An interesting article in the Chron Home Section on a fellow named Dan Ho lead me to pose and ponder this interesting question. I'd hate to think my puttering around digging in the dirt of an18' x 20' plot is somehow linked to the disease somtimes called 'affluenza' that I am trying to vigilantly guard myself and my daughter against. But I also know there have been months that my husband has had to bite his tongue when reviewing our credit card statments, the garden expenditures far surpassing our food reciepts. Ho, after an epiphany brought on by a mysterious seizure, has shed the bulk of his considerable wordly posessions in pursuit of what appears to me to be release, bliss- or call it what you will--some form of domestic nirvana.
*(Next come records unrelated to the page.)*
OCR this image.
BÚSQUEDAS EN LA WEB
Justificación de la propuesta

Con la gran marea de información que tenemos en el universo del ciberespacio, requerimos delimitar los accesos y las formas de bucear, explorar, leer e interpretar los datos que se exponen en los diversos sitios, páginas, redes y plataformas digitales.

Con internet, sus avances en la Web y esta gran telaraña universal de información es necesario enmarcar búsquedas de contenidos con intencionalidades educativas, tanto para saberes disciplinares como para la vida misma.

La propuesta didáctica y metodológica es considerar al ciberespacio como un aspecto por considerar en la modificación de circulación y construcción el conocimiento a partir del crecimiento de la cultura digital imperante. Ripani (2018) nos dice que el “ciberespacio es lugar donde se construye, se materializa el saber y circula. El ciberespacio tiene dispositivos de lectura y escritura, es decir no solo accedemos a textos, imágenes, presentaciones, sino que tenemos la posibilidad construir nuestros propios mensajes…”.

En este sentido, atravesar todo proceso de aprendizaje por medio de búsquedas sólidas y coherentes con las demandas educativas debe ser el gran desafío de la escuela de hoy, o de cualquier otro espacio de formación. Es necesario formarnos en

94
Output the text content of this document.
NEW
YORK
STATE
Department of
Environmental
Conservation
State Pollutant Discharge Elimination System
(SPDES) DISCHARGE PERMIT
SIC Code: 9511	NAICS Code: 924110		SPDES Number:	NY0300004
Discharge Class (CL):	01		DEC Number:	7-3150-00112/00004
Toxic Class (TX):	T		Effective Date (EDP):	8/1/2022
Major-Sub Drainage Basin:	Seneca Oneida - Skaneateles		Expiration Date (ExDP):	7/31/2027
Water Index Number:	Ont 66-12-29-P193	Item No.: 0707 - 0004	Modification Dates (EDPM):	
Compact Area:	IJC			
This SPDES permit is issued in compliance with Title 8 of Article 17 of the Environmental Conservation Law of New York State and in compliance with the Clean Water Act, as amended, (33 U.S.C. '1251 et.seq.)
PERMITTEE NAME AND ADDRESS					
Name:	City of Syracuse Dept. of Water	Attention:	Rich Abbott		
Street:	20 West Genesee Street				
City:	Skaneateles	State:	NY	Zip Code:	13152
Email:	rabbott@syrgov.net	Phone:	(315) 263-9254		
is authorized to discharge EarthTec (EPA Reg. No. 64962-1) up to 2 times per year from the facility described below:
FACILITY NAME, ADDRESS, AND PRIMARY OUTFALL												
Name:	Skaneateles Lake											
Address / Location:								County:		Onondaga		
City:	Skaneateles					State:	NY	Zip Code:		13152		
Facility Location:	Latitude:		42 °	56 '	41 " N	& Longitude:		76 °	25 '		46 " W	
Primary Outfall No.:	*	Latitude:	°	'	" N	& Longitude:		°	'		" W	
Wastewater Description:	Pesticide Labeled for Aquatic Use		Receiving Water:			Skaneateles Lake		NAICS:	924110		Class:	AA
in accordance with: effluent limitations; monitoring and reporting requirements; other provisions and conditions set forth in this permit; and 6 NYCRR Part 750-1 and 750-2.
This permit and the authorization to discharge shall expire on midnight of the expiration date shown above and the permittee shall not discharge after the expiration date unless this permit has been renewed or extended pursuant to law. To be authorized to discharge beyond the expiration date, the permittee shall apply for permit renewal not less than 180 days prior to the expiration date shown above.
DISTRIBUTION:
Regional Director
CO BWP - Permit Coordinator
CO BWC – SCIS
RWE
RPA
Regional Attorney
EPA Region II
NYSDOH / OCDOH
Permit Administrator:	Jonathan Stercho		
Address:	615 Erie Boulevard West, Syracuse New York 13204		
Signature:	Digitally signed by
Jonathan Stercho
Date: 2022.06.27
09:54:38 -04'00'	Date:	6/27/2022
So I had to laugh with self-recognition when reading Ho recall his life before his 'awakening', "I once bought a $3,600 cedar tree," he said, "because, you know, I needed something for the corner to create a transition from the oak tree to the anemone because the sedum on the brick walk just wasn't going to cut it. People think like that, and I did." Ummm, people definitely think like that, just see the post from last Thursday on my newly-planted corner Brugmansia. What makes Ho's message so amusing is that he has engaged the current home and garden fanaticism sweeping the nation using what seems to me to be eastern priciples of Buddhist thought, all without appearing to be contradicting himself. Underneath it all seems to run a deep-seeded earnestness - he walked the walk way before he started talking the talk. You can't say that about your average Martha Stewart wanna-be.
So is my garden contributing to the culture of consumerism? Yes, and no. But the honest joy that it gives me and the hours of pleasure I derive while not spending a penny might just tip me over to Ho's side just a little. Now if I could only cultivate that sense of 'capriciousness' he so highly prizes, I'll be on my way to garden paradise.